The chemical industry is essential to our world economy, and innovation sits at the heart of it. New technologies have paved the way for future growth and are becoming essential to the success of chemical businesses. These innovations, which span from research and development to business processes, customer relationships, and knowledge, have led to cost reductions and increased productivity, making the chemical industry a $797 billion enterprise that supports nearly 36% of the U.S. GDP.
When evaluating chemical companies today, we look at more than just annual sales. We dive deeper, recognizing the importance of customer relationships, knowledge and intangible assets, and unique skills or knowledge. We are finding that intangible assets such as patents, employee knowledge, brands, and data are increasingly defining what value means for chemical companies, and business strategies are in turn focusing on how to innovate to make these areas even more successful.
The two main categories of research are basic and applied. Basic research refers to an original investigation for the advancement of scientific knowledge, whereas applied research usually uses the knowledge from basic research to accomplish a specific objective.
Investment in research and development involves allocating resources and can involve a high degree of risk, because there is no guarantee of return on the investment. Successful innovations, however, could have a 20-30% return. R&D spending usually includes research in the sciences, engineering, design and development, and prototype processes and products, which are the driving force of continued competitiveness in the business of chemistry. Today, most chemical companies allocate 2-3% of their sales towards research and development.
Successful innovations from the research and development standpoint usually take into account time to market and time to value, both of which are critical in today’s world of rapid product commoditization and increasing competition from emerging countries and markets. Companies need to reimagine their objectives and start considering new business models, focusing more on outcomes and services than on products.
In addition, companies should reimagine their business processes. They should consider leveraging open innovation platforms and crowd-sourcing new ideas and concepts. They should look at simulating new product and formulation properties instead of running comprehensive and time-consuming lab trials. Furthermore, existing intellectual property should be repurposed and sustainability, compliance, and quality-assurance aspects should be embedded into each and every process step – from product or service idea to product end-of-life. Keywords or concepts here include cradle-to-cradle and circular economy. Also, a smooth handover of recipes to manufacturing, and integration of pilot production campaigns into S&OP, should be part of the overall approach to faster innovation.
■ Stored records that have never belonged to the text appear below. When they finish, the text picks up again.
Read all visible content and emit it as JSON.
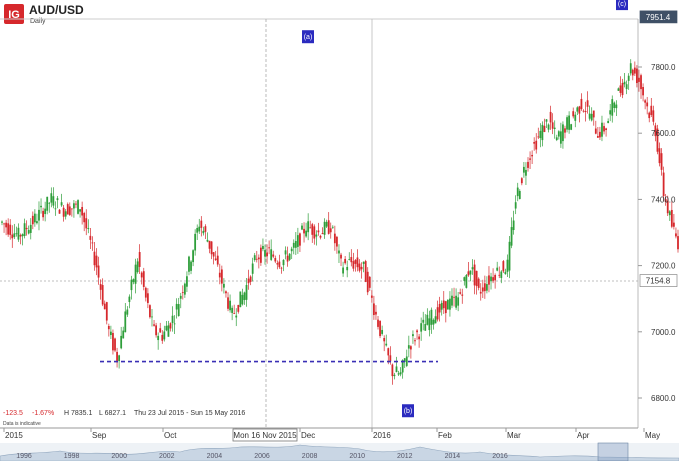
{
  "chart_data": {
    "type": "candlestick",
    "title": "AUD/USD",
    "subtitle": "Daily",
    "brand_logo": "IG",
    "ylim": [
      6780,
      7990
    ],
    "y_ticks": [
      "7800.0",
      "7600.0",
      "7400.0",
      "7200.0",
      "7000.0",
      "6800.0"
    ],
    "y_tick_values": [
      7800,
      7600,
      7400,
      7200,
      7000,
      6800
    ],
    "x_ticks": [
      "2015",
      "Sep",
      "Oct",
      "Nov",
      "Dec",
      "2016",
      "Feb",
      "Mar",
      "Apr",
      "May"
    ],
    "crosshair_label": "Mon 16 Nov 2015",
    "price_labels": [
      {
        "value": 7951.4,
        "text": "7951.4",
        "style": "dark"
      },
      {
        "value": 7154.8,
        "text": "7154.8",
        "style": "light"
      }
    ],
    "annotations": [
      {
        "label": "(a)",
        "value": 7890
      },
      {
        "label": "(b)",
        "value": 6760
      },
      {
        "label": "(c)",
        "value": 7990
      }
    ],
    "support_line": {
      "value": 6910,
      "color": "#3a2fb5"
    },
    "stats": {
      "change": "-123.5",
      "change_pct": "-1.67%",
      "high": "H 7835.1",
      "low": "L 6827.1",
      "range": "Thu 23 Jul 2015 - Sun 15 May 2016"
    },
    "disclaimer": "Data is indicative",
    "navigator_years": [
      "1996",
      "1998",
      "2000",
      "2002",
      "2004",
      "2006",
      "2008",
      "2010",
      "2012",
      "2014",
      "2016"
    ],
    "colors": {
      "up": "#2e9e3a",
      "down": "#d6282c",
      "annotation": "#2b2bbf",
      "axis_dark": "#3f5066"
    },
    "path_anchors": [
      [
        0,
        7330
      ],
      [
        8,
        7290
      ],
      [
        16,
        7340
      ],
      [
        24,
        7400
      ],
      [
        30,
        7370
      ],
      [
        38,
        7380
      ],
      [
        46,
        7200
      ],
      [
        52,
        7000
      ],
      [
        56,
        6920
      ],
      [
        60,
        7050
      ],
      [
        66,
        7220
      ],
      [
        70,
        7100
      ],
      [
        74,
        7000
      ],
      [
        78,
        6990
      ],
      [
        84,
        7050
      ],
      [
        90,
        7180
      ],
      [
        96,
        7330
      ],
      [
        100,
        7280
      ],
      [
        106,
        7170
      ],
      [
        112,
        7050
      ],
      [
        118,
        7120
      ],
      [
        124,
        7230
      ],
      [
        130,
        7240
      ],
      [
        136,
        7210
      ],
      [
        142,
        7250
      ],
      [
        148,
        7320
      ],
      [
        154,
        7300
      ],
      [
        160,
        7320
      ],
      [
        165,
        7200
      ],
      [
        170,
        7210
      ],
      [
        176,
        7190
      ],
      [
        182,
        7050
      ],
      [
        186,
        6960
      ],
      [
        190,
        6880
      ],
      [
        194,
        6870
      ],
      [
        198,
        6960
      ],
      [
        204,
        7010
      ],
      [
        210,
        7050
      ],
      [
        216,
        7080
      ],
      [
        222,
        7100
      ],
      [
        228,
        7200
      ],
      [
        232,
        7120
      ],
      [
        236,
        7150
      ],
      [
        240,
        7180
      ],
      [
        246,
        7200
      ],
      [
        250,
        7400
      ],
      [
        254,
        7490
      ],
      [
        258,
        7550
      ],
      [
        262,
        7600
      ],
      [
        266,
        7640
      ],
      [
        270,
        7580
      ],
      [
        274,
        7620
      ],
      [
        278,
        7650
      ],
      [
        282,
        7690
      ],
      [
        286,
        7660
      ],
      [
        290,
        7600
      ],
      [
        294,
        7620
      ],
      [
        298,
        7700
      ],
      [
        302,
        7740
      ],
      [
        306,
        7800
      ],
      [
        310,
        7760
      ],
      [
        314,
        7680
      ],
      [
        318,
        7610
      ],
      [
        322,
        7420
      ],
      [
        326,
        7320
      ],
      [
        329,
        7270
      ]
    ]
  }
}
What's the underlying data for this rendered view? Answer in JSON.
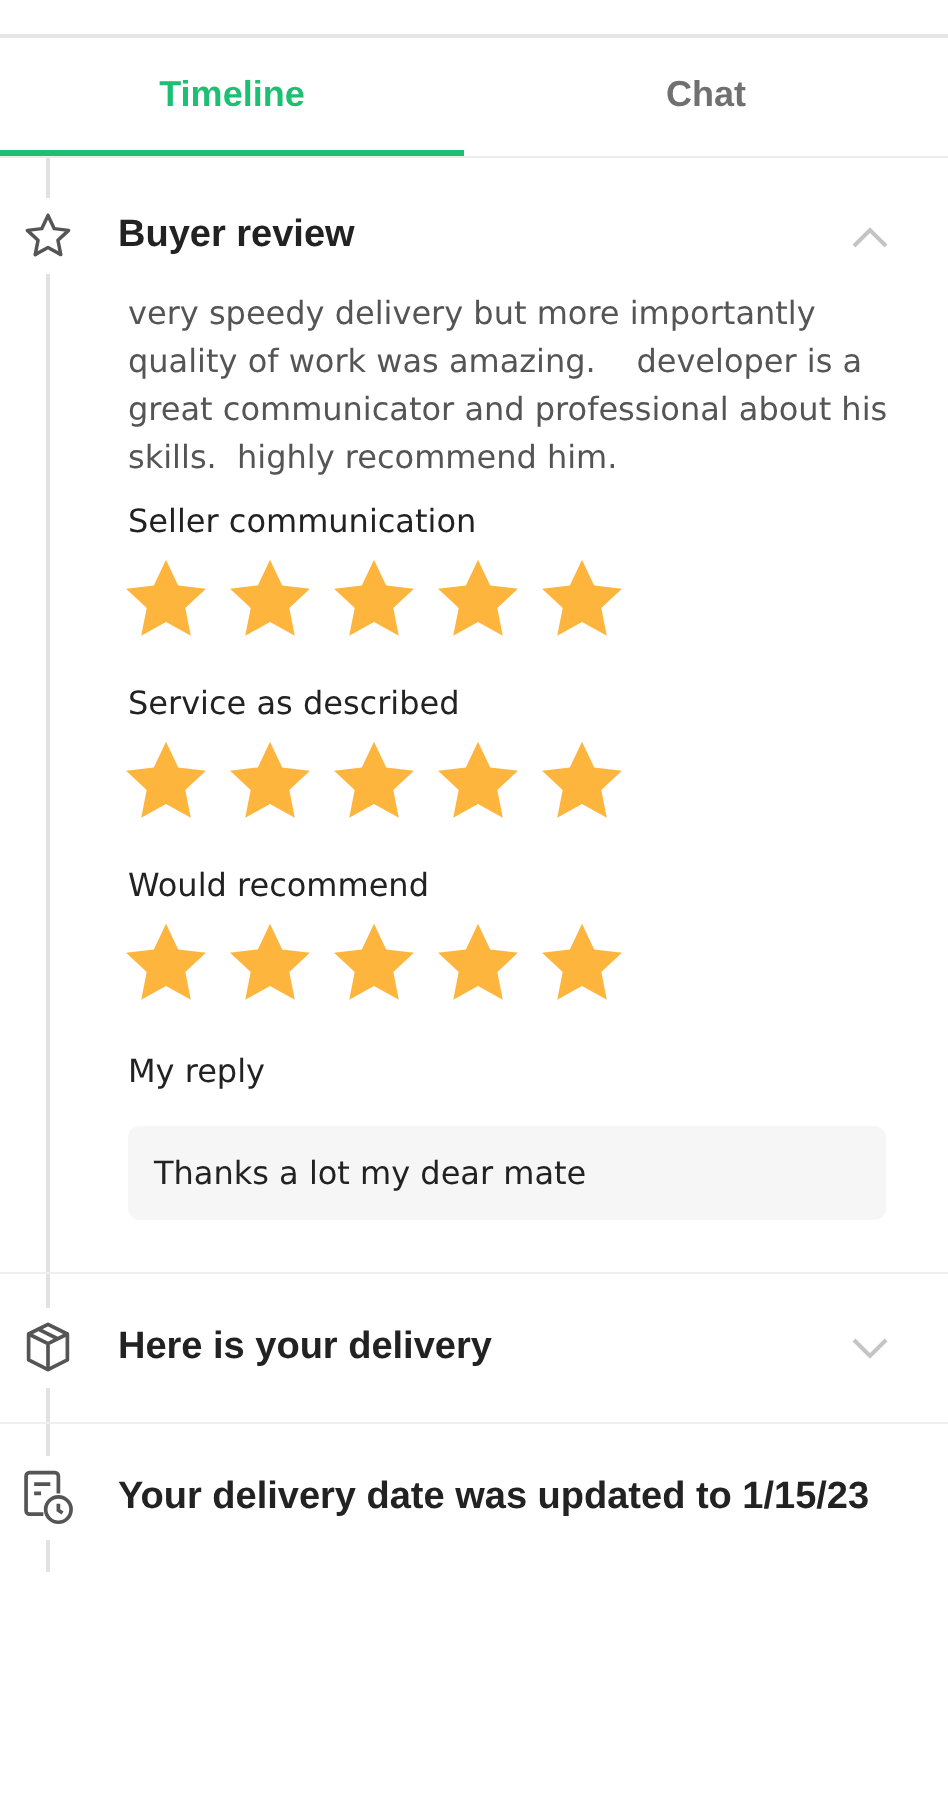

The bottom line is that innovation and learning are critical to the success of any chemical firm. To achieve peak success, you need a transformative IT and business process platform that provides research and development departments with the necessary agility and speed to develop innovative products, solutions, and services that stay ahead of competition while still controlling costs. With this strategy, companies can create additional value for shareholders.
Innovation has become a long-term driver of future financial performance and value creation, and it can provide enormous competitive advantage for companies. Because innovation is at the heart of the chemical industry, it has become crucial to growth and achievement. Today, investment in research and development is a necessity rather than an option.